REUTERS/Jason Reed
At least two different audio sources recorded the tapes, the experts concluded, and one of those recordings may have been a digital recorder held up to a speaker.
The audio recording were published for the first time on Thursday, and analysts who listened to the recordings told NBC News that they noticed at least four clear breaks in the audio that indicated edits.
"It's very strange," audio-video forensic expert Ed Primeau of Primeau Forensics told NBC. ""At approximately 1:14 ... it sounds like someone is holding a digital recorder up to a speaker, so it's a microphone-to-speaker transfer of that information. That's a pretty big deal because it raises the first red flag about there possibly being some editing."

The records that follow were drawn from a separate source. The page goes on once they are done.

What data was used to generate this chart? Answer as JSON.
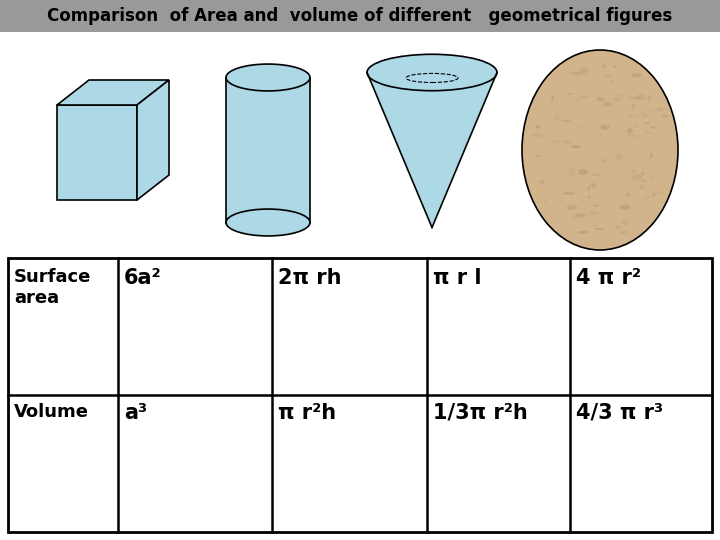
{
  "title": "Comparison  of Area and  volume of different   geometrical figures",
  "title_bg": "#999999",
  "title_fontsize": 12,
  "title_color": "black",
  "surface_area": [
    "6a²",
    "2π rh",
    "π r l",
    "4 π r²"
  ],
  "volume": [
    "a³",
    "π r²h",
    "1/3π r²h",
    "4/3 π r³"
  ],
  "cell_fontsize": 15,
  "row_label_fontsize": 13,
  "cube_color": "#add8e6",
  "cylinder_color": "#add8e6",
  "cone_color": "#add8e6",
  "sphere_color": "#d2b48c",
  "bg_color": "white",
  "table_line_color": "black",
  "fig_width": 7.2,
  "fig_height": 5.4
}
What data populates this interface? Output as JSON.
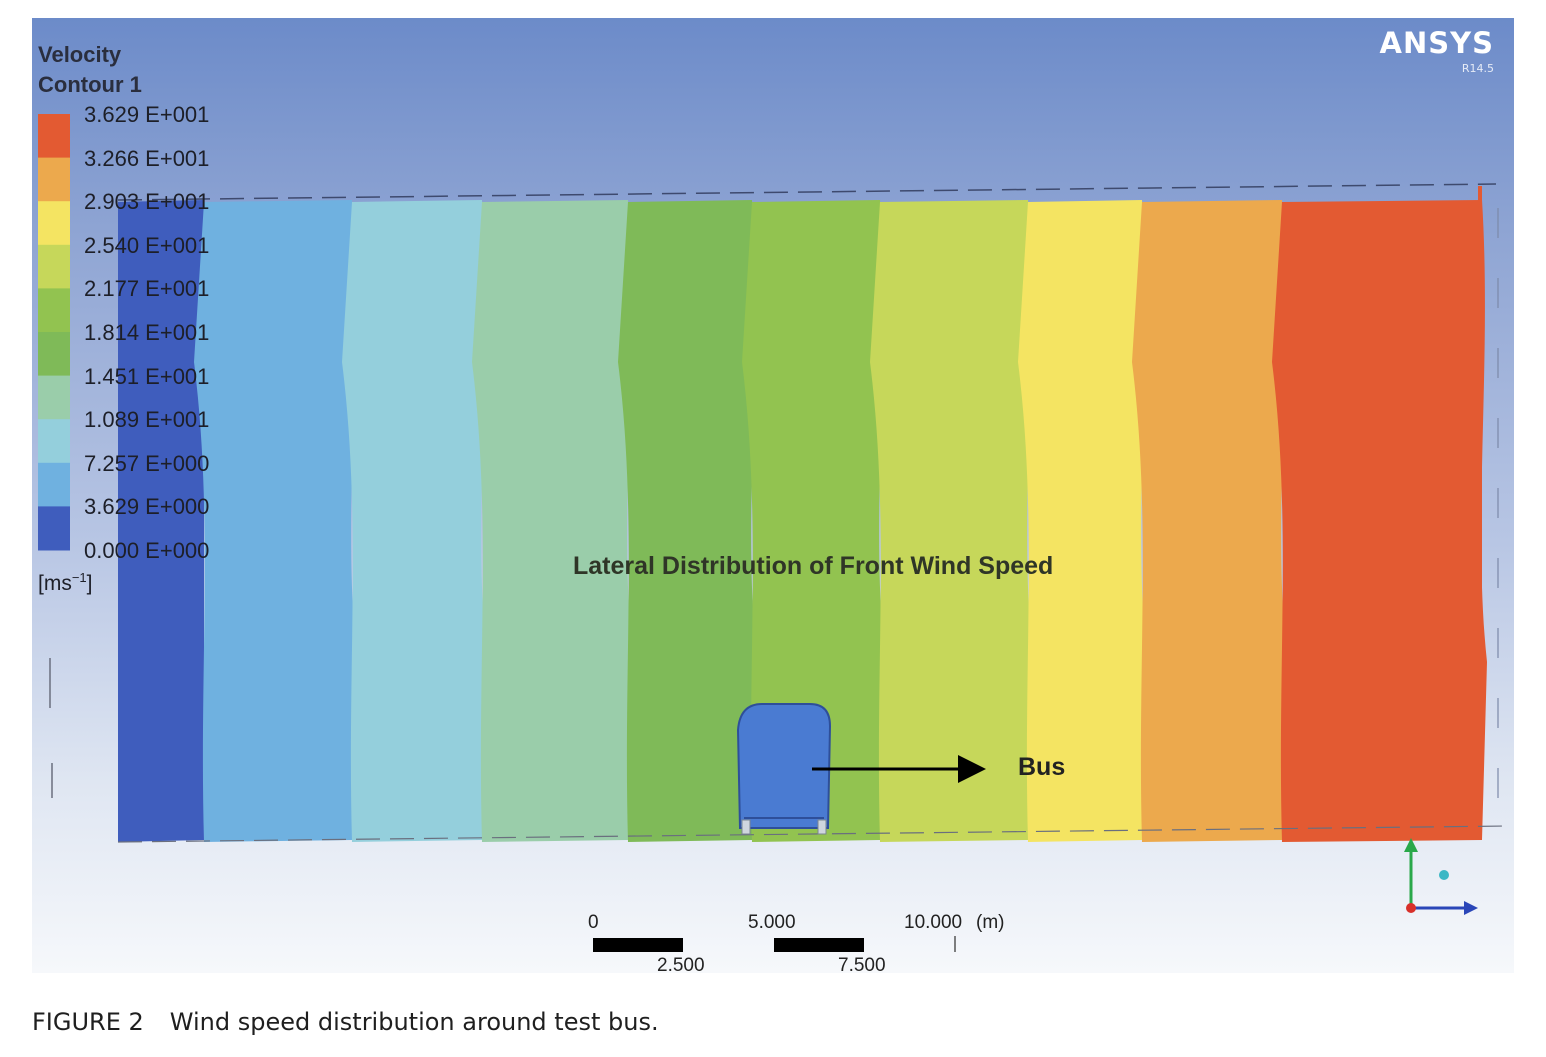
{
  "legend": {
    "title_line1": "Velocity",
    "title_line2": "Contour 1",
    "labels": [
      "3.629 E+001",
      "3.266 E+001",
      "2.903 E+001",
      "2.540 E+001",
      "2.177 E+001",
      "1.814 E+001",
      "1.451 E+001",
      "1.089 E+001",
      "7.257 E+000",
      "3.629 E+000",
      "0.000 E+000"
    ],
    "unit_base": "[ms",
    "unit_exp": "−1",
    "unit_close": "]",
    "colors": [
      "#e35a32",
      "#eca94d",
      "#f4e462",
      "#c6d75a",
      "#92c350",
      "#7fba58",
      "#9acdaa",
      "#94cfdc",
      "#6fb1e0",
      "#3f5dbd"
    ]
  },
  "software": {
    "logo": "ANSYS",
    "version": "R14.5"
  },
  "annotations": {
    "title": "Lateral Distribution of Front Wind Speed",
    "bus_label": "Bus"
  },
  "scale_bar": {
    "ticks_top": [
      "0",
      "5.000",
      "10.000",
      "(m)"
    ],
    "ticks_bottom": [
      "2.500",
      "7.500"
    ]
  },
  "caption": {
    "figure_number": "FIGURE 2",
    "text": "Wind speed distribution around test bus."
  }
}
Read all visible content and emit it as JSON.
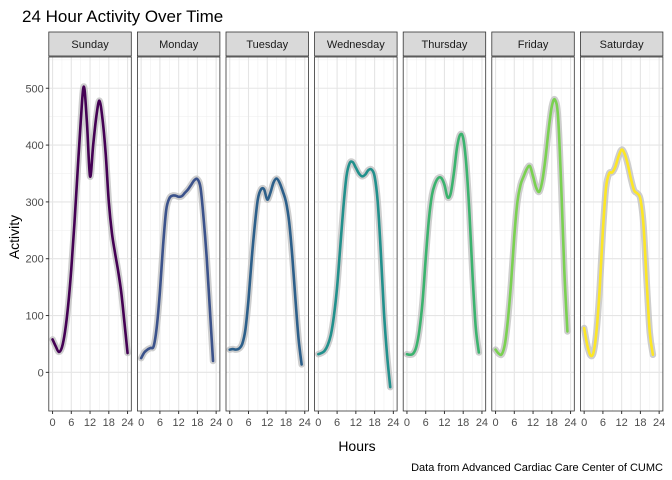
{
  "chart_data": {
    "type": "line",
    "title": "24 Hour Activity Over Time",
    "xlabel": "Hours",
    "ylabel": "Activity",
    "caption": "Data from Advanced Cardiac Care Center of CUMC",
    "xlim": [
      -1.2,
      25.2
    ],
    "ylim": [
      -68,
      555
    ],
    "x_ticks": [
      0,
      6,
      12,
      18,
      24
    ],
    "x_tick_labels": [
      "0",
      "6",
      "12",
      "18",
      "24"
    ],
    "y_ticks": [
      0,
      100,
      200,
      300,
      400,
      500
    ],
    "y_tick_labels": [
      "0",
      "100",
      "200",
      "300",
      "400",
      "500"
    ],
    "grid": true,
    "facets": [
      {
        "name": "Sunday",
        "color": "#440154",
        "x": [
          0,
          1,
          2,
          3,
          4,
          5,
          6,
          7,
          8,
          9,
          10,
          11,
          12,
          13,
          14,
          15,
          16,
          17,
          18,
          19,
          20,
          21,
          22,
          23,
          24
        ],
        "y": [
          58,
          46,
          36,
          44,
          72,
          118,
          182,
          262,
          352,
          440,
          503,
          440,
          345,
          400,
          450,
          478,
          445,
          385,
          300,
          245,
          210,
          178,
          140,
          88,
          34
        ]
      },
      {
        "name": "Monday",
        "color": "#3b528b",
        "x": [
          0,
          1,
          2,
          3,
          4,
          5,
          6,
          7,
          8,
          9,
          10,
          11,
          12,
          13,
          14,
          15,
          16,
          17,
          18,
          19,
          20,
          21,
          22,
          23,
          24
        ],
        "y": [
          25,
          35,
          40,
          43,
          46,
          80,
          142,
          222,
          285,
          306,
          311,
          311,
          309,
          310,
          316,
          322,
          330,
          338,
          340,
          325,
          270,
          200,
          110,
          20,
          null
        ]
      },
      {
        "name": "Tuesday",
        "color": "#2c5f8a",
        "x": [
          0,
          1,
          2,
          3,
          4,
          5,
          6,
          7,
          8,
          9,
          10,
          11,
          12,
          13,
          14,
          15,
          16,
          17,
          18,
          19,
          20,
          21,
          22,
          23,
          24
        ],
        "y": [
          40,
          41,
          40,
          42,
          50,
          75,
          128,
          198,
          258,
          305,
          322,
          322,
          304,
          316,
          334,
          341,
          333,
          318,
          300,
          265,
          205,
          130,
          60,
          14,
          null
        ]
      },
      {
        "name": "Wednesday",
        "color": "#21908c",
        "x": [
          0,
          1,
          2,
          3,
          4,
          5,
          6,
          7,
          8,
          9,
          10,
          11,
          12,
          13,
          14,
          15,
          16,
          17,
          18,
          19,
          20,
          21,
          22,
          23,
          24
        ],
        "y": [
          32,
          34,
          38,
          48,
          66,
          100,
          150,
          220,
          290,
          345,
          368,
          370,
          360,
          350,
          345,
          348,
          356,
          357,
          345,
          300,
          210,
          105,
          30,
          -26,
          null
        ]
      },
      {
        "name": "Thursday",
        "color": "#3bb36e",
        "x": [
          0,
          1,
          2,
          3,
          4,
          5,
          6,
          7,
          8,
          9,
          10,
          11,
          12,
          13,
          14,
          15,
          16,
          17,
          18,
          19,
          20,
          21,
          22,
          23,
          24
        ],
        "y": [
          32,
          31,
          33,
          45,
          75,
          125,
          200,
          268,
          312,
          332,
          342,
          342,
          330,
          308,
          315,
          350,
          395,
          418,
          412,
          365,
          280,
          170,
          80,
          35,
          null
        ]
      },
      {
        "name": "Friday",
        "color": "#7ad151",
        "x": [
          0,
          1,
          2,
          3,
          4,
          5,
          6,
          7,
          8,
          9,
          10,
          11,
          12,
          13,
          14,
          15,
          16,
          17,
          18,
          19,
          20,
          21,
          22,
          23,
          24
        ],
        "y": [
          40,
          33,
          32,
          50,
          95,
          160,
          240,
          300,
          330,
          345,
          358,
          363,
          345,
          325,
          318,
          338,
          378,
          428,
          468,
          480,
          450,
          330,
          180,
          72,
          null
        ]
      },
      {
        "name": "Saturday",
        "color": "#fde725",
        "x": [
          0,
          1,
          2,
          3,
          4,
          5,
          6,
          7,
          8,
          9,
          10,
          11,
          12,
          13,
          14,
          15,
          16,
          17,
          18,
          19,
          20,
          21,
          22,
          23,
          24
        ],
        "y": [
          78,
          48,
          30,
          35,
          75,
          150,
          250,
          325,
          350,
          352,
          362,
          380,
          392,
          384,
          365,
          340,
          320,
          315,
          305,
          258,
          160,
          70,
          31,
          null,
          null
        ]
      }
    ]
  }
}
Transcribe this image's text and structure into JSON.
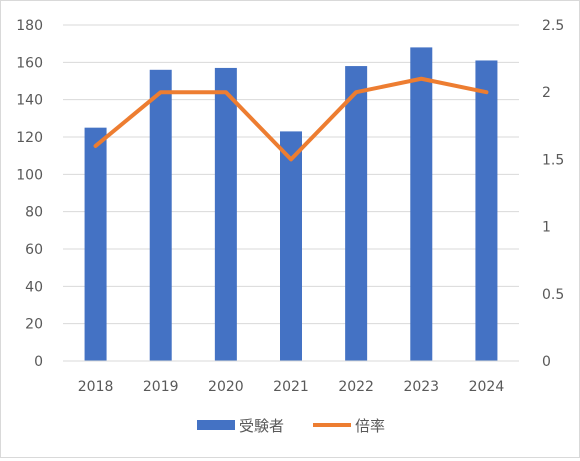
{
  "chart_data": {
    "type": "bar",
    "categories": [
      "2018",
      "2019",
      "2020",
      "2021",
      "2022",
      "2023",
      "2024"
    ],
    "series": [
      {
        "name": "受験者",
        "type": "bar",
        "axis": "left",
        "color": "#4472C4",
        "values": [
          125,
          156,
          157,
          123,
          158,
          168,
          161
        ]
      },
      {
        "name": "倍率",
        "type": "line",
        "axis": "right",
        "color": "#ED7D31",
        "values": [
          1.6,
          2.0,
          2.0,
          1.5,
          2.0,
          2.1,
          2.0
        ]
      }
    ],
    "y_left": {
      "min": 0,
      "max": 180,
      "ticks": [
        0,
        20,
        40,
        60,
        80,
        100,
        120,
        140,
        160,
        180
      ]
    },
    "y_right": {
      "min": 0,
      "max": 2.5,
      "ticks": [
        "0",
        "0.5",
        "1",
        "1.5",
        "2",
        "2.5"
      ]
    },
    "grid": true,
    "legend_position": "bottom"
  }
}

Primeau and forensic audio examiner Kent Gibson detailed other irregularities to NBC.
Gibson said that the tapes indicated that "Malaysian authorities or whoever presented this made edits for whatever reason." He added that "it's not the way to handle evidence," but it also doesn't necessarily imply anything about the investigation.
"Unfortunately, there are no smoking guns, except there are edits. And there are clear edits," Gibson told NBC.
At 1:30 a.m. on March 8, the flight carrying 239 people dropped off air traffic control screens, less than an hour into a flight from Kuala Lumpur to Beijing. No one knows where it went after that. Investigators think it's somewhere off the west coast of Australia.